The Lightning Thief: The Percy Jackson Musical
Book by Joe Tracz, music and lyrics by Rob Rokicki, adapted from the book, The Lightning Thief by Rick Riordan
Longacre Theatre, New York
As most visitors to the Longacre Theatre will be well aware, Percy Jackson is the youthful star of a series of popular novels for teens by Rick Riordan, not to mention a film and now this musical.
The current incarnation, directed by Stephen Brackett, started life off-Broadway and proved so popular with young audiences that it has stepped up to the top league.

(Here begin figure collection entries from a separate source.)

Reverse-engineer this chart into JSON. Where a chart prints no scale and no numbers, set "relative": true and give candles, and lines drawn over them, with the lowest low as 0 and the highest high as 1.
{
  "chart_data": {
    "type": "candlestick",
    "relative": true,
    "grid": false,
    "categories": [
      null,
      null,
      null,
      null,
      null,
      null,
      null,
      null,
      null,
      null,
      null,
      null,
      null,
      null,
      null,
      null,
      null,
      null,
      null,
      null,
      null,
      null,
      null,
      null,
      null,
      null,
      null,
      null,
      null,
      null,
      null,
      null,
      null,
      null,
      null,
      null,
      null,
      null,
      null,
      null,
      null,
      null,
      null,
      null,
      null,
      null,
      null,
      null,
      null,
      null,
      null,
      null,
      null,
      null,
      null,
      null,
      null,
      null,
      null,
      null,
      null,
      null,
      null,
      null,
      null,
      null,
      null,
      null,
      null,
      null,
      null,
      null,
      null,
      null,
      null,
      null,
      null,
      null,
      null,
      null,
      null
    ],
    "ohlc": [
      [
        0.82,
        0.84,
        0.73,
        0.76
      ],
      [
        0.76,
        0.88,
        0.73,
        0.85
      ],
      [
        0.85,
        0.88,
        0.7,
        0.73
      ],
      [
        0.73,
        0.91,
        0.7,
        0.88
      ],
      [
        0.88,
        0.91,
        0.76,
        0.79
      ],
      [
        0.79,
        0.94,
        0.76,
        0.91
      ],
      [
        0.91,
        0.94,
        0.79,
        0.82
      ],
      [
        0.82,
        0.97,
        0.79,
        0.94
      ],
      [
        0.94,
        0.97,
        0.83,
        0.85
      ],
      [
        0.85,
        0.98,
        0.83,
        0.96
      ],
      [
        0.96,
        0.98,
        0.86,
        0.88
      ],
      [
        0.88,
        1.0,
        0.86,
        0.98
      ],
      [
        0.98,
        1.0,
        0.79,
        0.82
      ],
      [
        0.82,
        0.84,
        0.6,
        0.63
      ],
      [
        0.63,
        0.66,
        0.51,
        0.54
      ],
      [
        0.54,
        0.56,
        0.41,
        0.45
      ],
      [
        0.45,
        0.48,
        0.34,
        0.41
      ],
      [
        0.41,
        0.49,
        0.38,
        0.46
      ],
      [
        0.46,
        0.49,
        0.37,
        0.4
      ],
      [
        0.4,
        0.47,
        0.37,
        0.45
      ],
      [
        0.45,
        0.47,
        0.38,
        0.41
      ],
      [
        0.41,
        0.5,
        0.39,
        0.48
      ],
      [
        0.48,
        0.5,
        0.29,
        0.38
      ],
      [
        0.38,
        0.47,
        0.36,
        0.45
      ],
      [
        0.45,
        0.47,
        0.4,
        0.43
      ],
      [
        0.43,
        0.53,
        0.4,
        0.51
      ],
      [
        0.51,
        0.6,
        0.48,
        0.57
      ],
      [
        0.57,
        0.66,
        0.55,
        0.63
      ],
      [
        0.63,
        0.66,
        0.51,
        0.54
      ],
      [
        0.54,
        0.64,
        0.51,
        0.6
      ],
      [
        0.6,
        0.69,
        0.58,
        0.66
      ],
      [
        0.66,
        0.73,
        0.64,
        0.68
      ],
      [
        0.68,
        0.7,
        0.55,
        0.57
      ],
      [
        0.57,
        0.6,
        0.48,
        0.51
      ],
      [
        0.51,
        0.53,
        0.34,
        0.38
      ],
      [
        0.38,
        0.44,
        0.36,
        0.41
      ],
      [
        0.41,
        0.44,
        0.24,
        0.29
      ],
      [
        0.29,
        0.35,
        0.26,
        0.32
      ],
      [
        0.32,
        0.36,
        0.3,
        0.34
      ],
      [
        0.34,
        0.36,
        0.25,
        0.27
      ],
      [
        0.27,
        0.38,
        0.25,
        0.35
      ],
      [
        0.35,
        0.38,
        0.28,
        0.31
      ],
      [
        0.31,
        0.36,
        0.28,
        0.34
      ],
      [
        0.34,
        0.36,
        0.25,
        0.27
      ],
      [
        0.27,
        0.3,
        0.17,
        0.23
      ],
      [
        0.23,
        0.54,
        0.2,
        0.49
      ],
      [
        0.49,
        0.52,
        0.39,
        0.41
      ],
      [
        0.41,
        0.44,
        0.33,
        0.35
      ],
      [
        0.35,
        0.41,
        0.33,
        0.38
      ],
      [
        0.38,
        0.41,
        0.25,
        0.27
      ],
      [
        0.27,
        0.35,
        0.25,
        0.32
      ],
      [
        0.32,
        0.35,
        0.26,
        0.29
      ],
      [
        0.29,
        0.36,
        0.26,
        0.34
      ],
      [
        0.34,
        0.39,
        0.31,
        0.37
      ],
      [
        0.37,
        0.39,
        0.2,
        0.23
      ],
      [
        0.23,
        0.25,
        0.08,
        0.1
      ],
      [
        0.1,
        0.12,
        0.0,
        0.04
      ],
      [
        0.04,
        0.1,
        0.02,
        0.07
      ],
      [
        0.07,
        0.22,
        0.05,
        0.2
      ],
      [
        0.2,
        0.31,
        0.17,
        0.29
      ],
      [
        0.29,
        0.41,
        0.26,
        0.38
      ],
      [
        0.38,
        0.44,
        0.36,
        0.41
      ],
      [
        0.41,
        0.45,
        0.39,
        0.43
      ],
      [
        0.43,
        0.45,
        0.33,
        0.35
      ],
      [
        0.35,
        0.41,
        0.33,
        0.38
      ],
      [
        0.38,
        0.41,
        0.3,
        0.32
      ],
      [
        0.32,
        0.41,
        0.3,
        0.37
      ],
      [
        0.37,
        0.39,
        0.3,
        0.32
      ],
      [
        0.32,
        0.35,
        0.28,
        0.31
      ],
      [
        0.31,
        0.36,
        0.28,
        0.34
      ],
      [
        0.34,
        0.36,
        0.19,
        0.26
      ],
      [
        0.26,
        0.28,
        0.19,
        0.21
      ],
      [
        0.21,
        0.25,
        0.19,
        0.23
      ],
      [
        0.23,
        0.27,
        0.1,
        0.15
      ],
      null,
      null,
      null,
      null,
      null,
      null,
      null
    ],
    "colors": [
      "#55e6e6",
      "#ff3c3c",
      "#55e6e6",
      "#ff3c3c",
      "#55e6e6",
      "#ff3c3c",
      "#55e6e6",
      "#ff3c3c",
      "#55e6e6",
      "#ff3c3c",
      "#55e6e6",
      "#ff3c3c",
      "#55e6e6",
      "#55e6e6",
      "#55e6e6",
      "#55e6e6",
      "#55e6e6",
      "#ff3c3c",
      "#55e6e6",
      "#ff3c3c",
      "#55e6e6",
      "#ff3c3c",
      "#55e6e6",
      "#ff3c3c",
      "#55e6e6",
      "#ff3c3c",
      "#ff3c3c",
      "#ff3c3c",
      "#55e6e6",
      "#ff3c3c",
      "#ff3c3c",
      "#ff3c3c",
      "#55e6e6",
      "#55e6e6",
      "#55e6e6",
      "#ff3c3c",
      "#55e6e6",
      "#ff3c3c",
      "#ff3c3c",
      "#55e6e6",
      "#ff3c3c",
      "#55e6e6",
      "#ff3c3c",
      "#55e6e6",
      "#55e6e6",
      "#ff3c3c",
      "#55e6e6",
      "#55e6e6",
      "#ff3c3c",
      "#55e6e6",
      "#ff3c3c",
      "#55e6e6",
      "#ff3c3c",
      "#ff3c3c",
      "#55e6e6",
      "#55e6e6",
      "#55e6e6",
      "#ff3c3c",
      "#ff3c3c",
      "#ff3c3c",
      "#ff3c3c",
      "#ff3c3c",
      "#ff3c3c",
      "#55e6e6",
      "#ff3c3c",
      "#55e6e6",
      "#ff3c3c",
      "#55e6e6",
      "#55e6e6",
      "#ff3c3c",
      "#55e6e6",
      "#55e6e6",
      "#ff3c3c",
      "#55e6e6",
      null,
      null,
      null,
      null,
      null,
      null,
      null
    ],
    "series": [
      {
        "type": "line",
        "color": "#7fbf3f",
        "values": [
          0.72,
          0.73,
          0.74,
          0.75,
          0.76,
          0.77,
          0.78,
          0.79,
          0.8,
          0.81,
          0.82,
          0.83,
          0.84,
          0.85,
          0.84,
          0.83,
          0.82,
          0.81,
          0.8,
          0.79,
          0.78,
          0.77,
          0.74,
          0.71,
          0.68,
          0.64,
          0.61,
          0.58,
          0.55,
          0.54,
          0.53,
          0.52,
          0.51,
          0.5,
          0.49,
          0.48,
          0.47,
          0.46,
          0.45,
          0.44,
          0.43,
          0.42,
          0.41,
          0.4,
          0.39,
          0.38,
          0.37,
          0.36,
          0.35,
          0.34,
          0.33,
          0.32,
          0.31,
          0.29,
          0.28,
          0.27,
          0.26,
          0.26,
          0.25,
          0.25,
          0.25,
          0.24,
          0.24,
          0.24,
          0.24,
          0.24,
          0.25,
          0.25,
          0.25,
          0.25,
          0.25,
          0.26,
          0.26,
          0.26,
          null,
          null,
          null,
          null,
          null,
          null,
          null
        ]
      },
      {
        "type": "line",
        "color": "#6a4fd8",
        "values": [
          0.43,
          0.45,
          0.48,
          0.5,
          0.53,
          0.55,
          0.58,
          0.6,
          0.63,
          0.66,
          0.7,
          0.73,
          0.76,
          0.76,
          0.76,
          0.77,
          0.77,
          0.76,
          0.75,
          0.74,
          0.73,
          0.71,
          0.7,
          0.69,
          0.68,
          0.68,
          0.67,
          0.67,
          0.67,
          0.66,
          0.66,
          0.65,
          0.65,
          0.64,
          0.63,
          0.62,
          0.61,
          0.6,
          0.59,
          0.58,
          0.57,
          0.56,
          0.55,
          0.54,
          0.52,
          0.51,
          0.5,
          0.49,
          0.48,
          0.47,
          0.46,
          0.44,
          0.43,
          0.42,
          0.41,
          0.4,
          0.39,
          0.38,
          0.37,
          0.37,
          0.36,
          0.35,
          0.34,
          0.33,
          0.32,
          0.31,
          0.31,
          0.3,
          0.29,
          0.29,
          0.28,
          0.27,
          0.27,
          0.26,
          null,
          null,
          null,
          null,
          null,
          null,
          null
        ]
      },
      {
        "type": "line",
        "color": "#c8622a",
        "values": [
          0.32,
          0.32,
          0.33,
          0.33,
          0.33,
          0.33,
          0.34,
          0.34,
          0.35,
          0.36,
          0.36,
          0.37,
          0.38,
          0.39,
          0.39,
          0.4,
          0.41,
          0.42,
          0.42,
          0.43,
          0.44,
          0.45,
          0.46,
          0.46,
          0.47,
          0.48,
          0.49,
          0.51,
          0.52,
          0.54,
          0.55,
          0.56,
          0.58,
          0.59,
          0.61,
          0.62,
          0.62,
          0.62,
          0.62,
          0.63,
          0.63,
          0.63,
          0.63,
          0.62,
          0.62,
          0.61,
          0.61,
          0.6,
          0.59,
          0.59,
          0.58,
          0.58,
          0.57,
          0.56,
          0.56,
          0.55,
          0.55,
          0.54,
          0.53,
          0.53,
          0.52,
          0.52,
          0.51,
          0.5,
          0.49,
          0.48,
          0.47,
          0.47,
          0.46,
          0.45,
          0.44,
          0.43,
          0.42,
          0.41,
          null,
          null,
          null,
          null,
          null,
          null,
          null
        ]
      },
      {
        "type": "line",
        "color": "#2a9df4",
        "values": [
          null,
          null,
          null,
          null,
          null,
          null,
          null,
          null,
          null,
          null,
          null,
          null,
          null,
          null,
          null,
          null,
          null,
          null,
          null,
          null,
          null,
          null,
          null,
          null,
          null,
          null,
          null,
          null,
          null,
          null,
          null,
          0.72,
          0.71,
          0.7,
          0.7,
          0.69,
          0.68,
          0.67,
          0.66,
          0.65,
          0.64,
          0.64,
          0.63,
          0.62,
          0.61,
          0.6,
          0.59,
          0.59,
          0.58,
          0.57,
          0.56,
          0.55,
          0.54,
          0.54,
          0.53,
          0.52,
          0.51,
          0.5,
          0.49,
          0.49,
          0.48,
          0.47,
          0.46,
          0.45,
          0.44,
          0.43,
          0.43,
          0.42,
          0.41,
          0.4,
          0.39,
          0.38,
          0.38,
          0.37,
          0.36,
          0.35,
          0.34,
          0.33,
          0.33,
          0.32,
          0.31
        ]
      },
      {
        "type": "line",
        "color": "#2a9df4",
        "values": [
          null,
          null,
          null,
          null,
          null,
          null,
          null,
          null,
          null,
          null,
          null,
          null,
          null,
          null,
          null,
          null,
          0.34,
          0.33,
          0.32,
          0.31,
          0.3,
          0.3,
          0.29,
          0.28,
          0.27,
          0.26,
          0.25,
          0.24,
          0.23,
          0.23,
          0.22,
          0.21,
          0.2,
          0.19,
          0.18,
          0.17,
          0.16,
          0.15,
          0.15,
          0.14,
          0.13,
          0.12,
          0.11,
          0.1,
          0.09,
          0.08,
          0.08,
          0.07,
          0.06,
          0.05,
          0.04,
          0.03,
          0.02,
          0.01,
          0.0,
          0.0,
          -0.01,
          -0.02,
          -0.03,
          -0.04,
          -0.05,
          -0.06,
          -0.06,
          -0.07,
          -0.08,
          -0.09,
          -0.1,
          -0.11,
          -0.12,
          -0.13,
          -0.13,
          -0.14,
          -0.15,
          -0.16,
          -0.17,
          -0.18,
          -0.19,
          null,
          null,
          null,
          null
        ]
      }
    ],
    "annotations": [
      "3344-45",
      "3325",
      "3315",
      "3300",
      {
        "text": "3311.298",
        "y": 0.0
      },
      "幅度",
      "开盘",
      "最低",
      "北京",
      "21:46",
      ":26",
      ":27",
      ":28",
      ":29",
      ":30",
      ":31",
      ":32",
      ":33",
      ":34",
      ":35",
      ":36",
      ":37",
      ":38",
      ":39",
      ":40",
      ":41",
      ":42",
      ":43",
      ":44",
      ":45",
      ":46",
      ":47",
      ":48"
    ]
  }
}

Even so, the production rather betrays its origins, looking more like an enlarged version of the original than an all-singing, all-dancing blockbuster designed or redesigned for a major stage. That is not necessarily to denigrate a show that does exactly what its legions of fans will expect.
For two hours, a cast of seven supported by a rock band exude energy and enthusiasm, doing their best to fill the large stage as they relate a story set amongst American kids today but with strong echoes of Greek mythology.
The protagonist, played by Chris McCarrell, is a rather nerdy youngster who suffers from ADHD and dyslexia. Having literally lost his father, his mother, played by the tuneful Jalynn Steele, also passes.
As a result, the lad ends up in a summer camp for demigods where he meets and befriends two other misfits, Kristin Stokes as Annabeth and Jorrel Javier playing Grover.
As becomes apparent, these are not your usual kids because they come into the category of “half-bloods”, since in each case one of their parents is mortal and the other a god.
It takes time but our semi-mythical Clark Kent discovers that his father is none other than Poseidon, God of the Sea.
Following a series of unfortunate occurrences, most of the spectacle injected thanks to the efforts of lighting designer David Lander plus some simple puppets, the trio sets off on a quest to find Hades in the Underworld.
This is the set-up for a relatively thrilling adventure that will keep the kids happy, while providing enough entertainment to ensure that adult companions are on board too.
The music is always lively with some high points, especially when Kristin Stokes sings about “My Grand Plan” and then the whole company bring the final curtain down with their challenge to “Bring on the Monsters”.
While The Lightning Thief may not be high art, it is entertaining and educational, primarily because while there are willing Percy Jackson and his pals on to overcome a series of challenges and baddies, kids will also painlessly learn the rudiments of Greek mythology.